The threshold for entering concerns in the program appeared appropriate and the program administrator willing accepted not only safety concerns but also other work place concerns. Based on these reviews and interviews, the team concluded that there was no evidence of an unacceptable SCWE.

4OA6 Meetings, including Exit

Exit Meeting Summary

On December 7, 2006, the team presented the inspection results to Mr. Gene St. Pierre, Seabrook Site Vice President, and other members of the staff, who acknowledged the findings. The inspectors confirmed that no proprietary information reviewed during inspection was retained by the team.
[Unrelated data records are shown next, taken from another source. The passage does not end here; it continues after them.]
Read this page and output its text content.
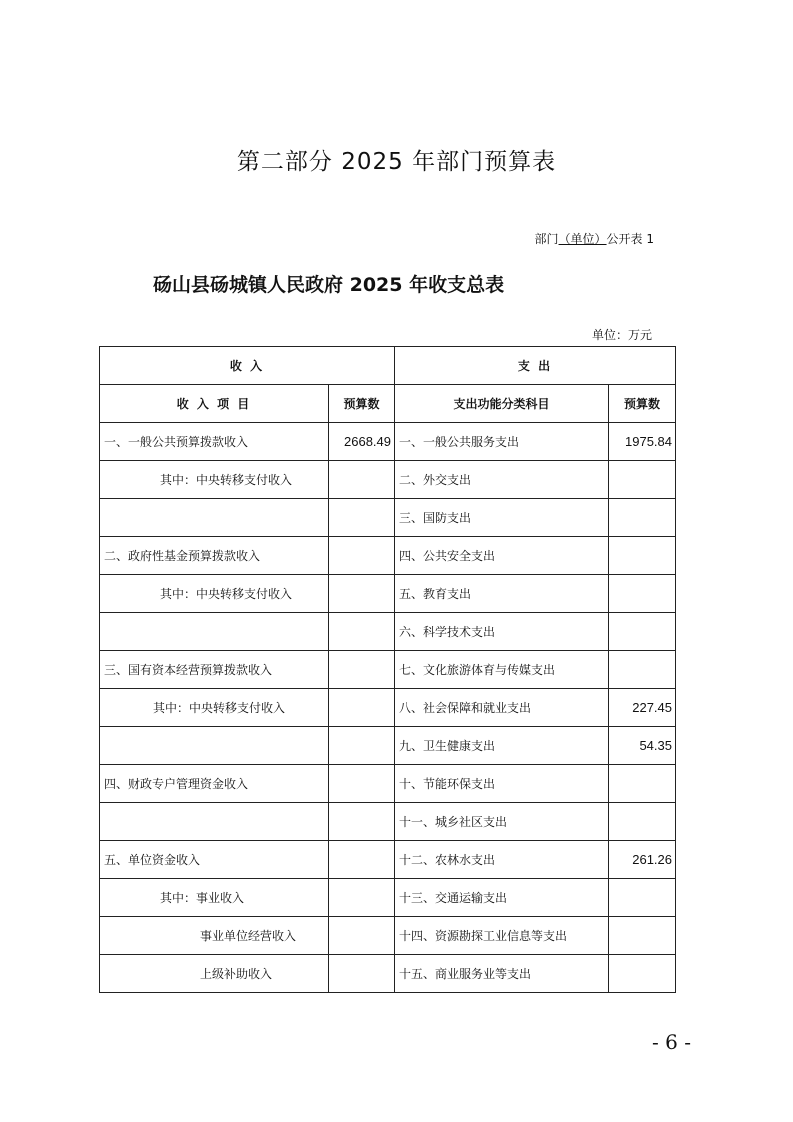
第二部分 2025 年部门预算表
部门（单位）公开表 1
砀山县砀城镇人民政府 2025 年收支总表
单位：万元
收 入		支 出	
收 入 项 目	预算数	支出功能分类科目	预算数
一、一般公共预算拨款收入	2668.49	一、一般公共服务支出	1975.84
其中：中央转移支付收入		二、外交支出	
		三、国防支出	
二、政府性基金预算拨款收入		四、公共安全支出	
其中：中央转移支付收入		五、教育支出	
		六、科学技术支出	
三、国有资本经营预算拨款收入		七、文化旅游体育与传媒支出	
其中：中央转移支付收入		八、社会保障和就业支出	227.45
		九、卫生健康支出	54.35
四、财政专户管理资金收入		十、节能环保支出	
		十一、城乡社区支出	
五、单位资金收入		十二、农林水支出	261.26
其中：事业收入		十三、交通运输支出	
事业单位经营收入		十四、资源勘探工业信息等支出	
上级补助收入		十五、商业服务业等支出	
- 6 -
ATTACHMENT: Supplemental Information

SUPPLEMENTAL INFORMATION

KEY POINTS OF CONTACT

Licensee Personnel

G. St. Pierre - Site Vice President

J. Peschel - Regulatory Programs Manager

M. DeBay - Oversight Manager

M. Ossing - Engineering Support Manager

J. Sobotka - Performance Improvement Manager

A. Chesno - Technical Maintenance Manager

K. Douglas - Work Process Manager

R. White - Security Supervisor

G. Kotkowski - Electrical Design Supervisor - Design Engineering

V. Robertson - Nuclear Analyst

S. Hale - Project Manager

T. Pucko - Engineering Support

A. Paliulis - Mechanical Engineering

G. Kilby - Regulatory Compliance

R. Guthrie - System Engineering

J. Ball - Maintenance Rule Program Coordinator

K. Fox - System Engineering

J. Johnson - System Engineering

J. Finnigan - Operations

R. Jamison - Fire Protection Engineer

LIST OF ITEMS OPENED, CLOSED, AND DISCUSSED

Opened and Closed

050000443/2006006-01 NCV 10 CFR 50, Appendix B, Corrective Actions, Failure to promptly identify incorrect analysis assumptions used for an inadvertent ECCS initiation at-power event.